The example code for this even has this:
std::vector<bool> is_prime(N, true);
is_prime[0] = is_prime[1] = false;
Only thing I can think of is that your compiler has an old version of the STL or a bad implementation that does have a vector specialization but without the wrapper reference object. Try
vecc.assign(1, true);
CodePudding user response:
std_lib_facilities.h defines the following helper template to add a bit of error checking helpful to folks beginning their programming careers:
// trivially range-checked vector (no iterator checking):
template< class T> struct Vector : public std::vector<T> {
using size_type = typename std::vector<T>::size_type;
/* #ifdef _MSC_VER
// microsoft doesn't yet support C 11 inheriting constructors
Vector() { }
explicit Vector(size_type n) :std::vector<T>(n) {}
Vector(size_type n, const T& v) :std::vector<T>(n, v) {}
template <class I>
Vector(I first, I last) : std::vector<T>(first, last) {}
Vector(initializer_list<T> list) : std::vector<T>(list) {}
*/
using std::vector<T>::vector; // inheriting constructor
T& operator[](unsigned int i) // rather than return at(i);
{
if (i<0 || this->size() <= i) throw Range_error(i);
return std::vector<T>::operator[](i);
}
const T& operator[](unsigned int i) const
{
if (i<0 || this->size() <= i) throw Range_error(i);
return std::vector<T>::operator[](i);
}
};
T& operator[](unsigned int i) and its const variant return a reference to T and in this case T is bool. To get the element it calls through to std::vector's operator[] to do the grunt work.

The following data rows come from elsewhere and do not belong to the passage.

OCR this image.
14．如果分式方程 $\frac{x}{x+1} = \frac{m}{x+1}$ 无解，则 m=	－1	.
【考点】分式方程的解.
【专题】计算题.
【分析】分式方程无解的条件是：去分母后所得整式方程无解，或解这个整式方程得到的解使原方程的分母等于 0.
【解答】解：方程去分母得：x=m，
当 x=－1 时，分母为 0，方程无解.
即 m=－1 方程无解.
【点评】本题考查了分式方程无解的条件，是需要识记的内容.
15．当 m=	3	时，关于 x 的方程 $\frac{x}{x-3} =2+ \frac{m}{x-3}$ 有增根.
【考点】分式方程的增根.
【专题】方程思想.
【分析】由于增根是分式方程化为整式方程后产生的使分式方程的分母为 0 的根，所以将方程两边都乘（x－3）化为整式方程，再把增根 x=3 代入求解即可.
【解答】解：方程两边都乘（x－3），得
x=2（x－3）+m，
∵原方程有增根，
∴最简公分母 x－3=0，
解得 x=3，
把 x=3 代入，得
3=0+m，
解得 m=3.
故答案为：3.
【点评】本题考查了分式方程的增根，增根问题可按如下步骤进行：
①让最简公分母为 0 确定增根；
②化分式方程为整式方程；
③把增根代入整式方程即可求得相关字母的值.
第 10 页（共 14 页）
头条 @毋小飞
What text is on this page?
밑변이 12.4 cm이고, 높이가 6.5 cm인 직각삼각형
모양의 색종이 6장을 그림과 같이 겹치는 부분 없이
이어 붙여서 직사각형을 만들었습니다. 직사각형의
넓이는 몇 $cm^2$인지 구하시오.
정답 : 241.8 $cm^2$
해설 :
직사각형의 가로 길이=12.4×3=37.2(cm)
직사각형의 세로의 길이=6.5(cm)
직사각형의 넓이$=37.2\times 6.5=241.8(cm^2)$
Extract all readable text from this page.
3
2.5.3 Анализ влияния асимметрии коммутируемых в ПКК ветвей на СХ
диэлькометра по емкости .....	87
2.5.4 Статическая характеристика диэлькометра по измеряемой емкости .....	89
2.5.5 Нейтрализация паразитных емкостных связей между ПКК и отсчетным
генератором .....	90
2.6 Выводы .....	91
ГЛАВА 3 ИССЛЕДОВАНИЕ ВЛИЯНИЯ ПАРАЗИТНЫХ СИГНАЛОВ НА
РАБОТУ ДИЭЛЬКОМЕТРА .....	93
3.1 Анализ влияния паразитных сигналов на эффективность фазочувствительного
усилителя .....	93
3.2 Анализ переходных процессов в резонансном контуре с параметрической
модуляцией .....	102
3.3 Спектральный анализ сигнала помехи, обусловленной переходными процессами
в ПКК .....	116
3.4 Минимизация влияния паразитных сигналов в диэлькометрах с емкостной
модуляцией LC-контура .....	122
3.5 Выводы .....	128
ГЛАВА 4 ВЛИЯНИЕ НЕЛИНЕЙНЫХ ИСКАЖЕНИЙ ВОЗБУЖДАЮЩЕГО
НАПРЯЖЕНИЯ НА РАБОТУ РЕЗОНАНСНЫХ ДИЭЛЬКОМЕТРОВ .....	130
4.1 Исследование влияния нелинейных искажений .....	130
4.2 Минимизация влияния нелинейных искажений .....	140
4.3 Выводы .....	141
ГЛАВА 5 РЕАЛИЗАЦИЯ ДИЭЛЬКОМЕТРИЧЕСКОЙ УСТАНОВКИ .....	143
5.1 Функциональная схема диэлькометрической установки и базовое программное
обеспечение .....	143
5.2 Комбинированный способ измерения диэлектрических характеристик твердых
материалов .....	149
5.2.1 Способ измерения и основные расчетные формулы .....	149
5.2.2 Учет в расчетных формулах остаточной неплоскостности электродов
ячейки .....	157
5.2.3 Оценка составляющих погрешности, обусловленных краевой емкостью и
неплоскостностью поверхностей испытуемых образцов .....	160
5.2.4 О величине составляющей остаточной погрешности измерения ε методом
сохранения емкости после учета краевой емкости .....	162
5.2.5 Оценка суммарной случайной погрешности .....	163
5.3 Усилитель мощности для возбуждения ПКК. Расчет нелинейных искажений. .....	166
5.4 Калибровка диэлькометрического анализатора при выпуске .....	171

Unfortunately std::vector<bool> is not a proper library container. Because it packs bits rather than storing bools, it can't return a reference to a bool from the element access methods. It doesn't have any bools to reference. Instead it returns a groovy reference class that conceals the bit packing from sight and usually makes life a bit easier. Under most circumstances the element access methods will behave exactly the same way as a regular vector.
But not this time. It's not returning a reference and it's not returning a reference to a bool so the simple pass-through fails to compile.
Common work arounds are to use a std::vector containing some small integer type or an enum or use a std::deque<bool> which can be used largely the same way and doesn't have a bit-backing specialization. If the size is known at compile time, consider using a std::bitset.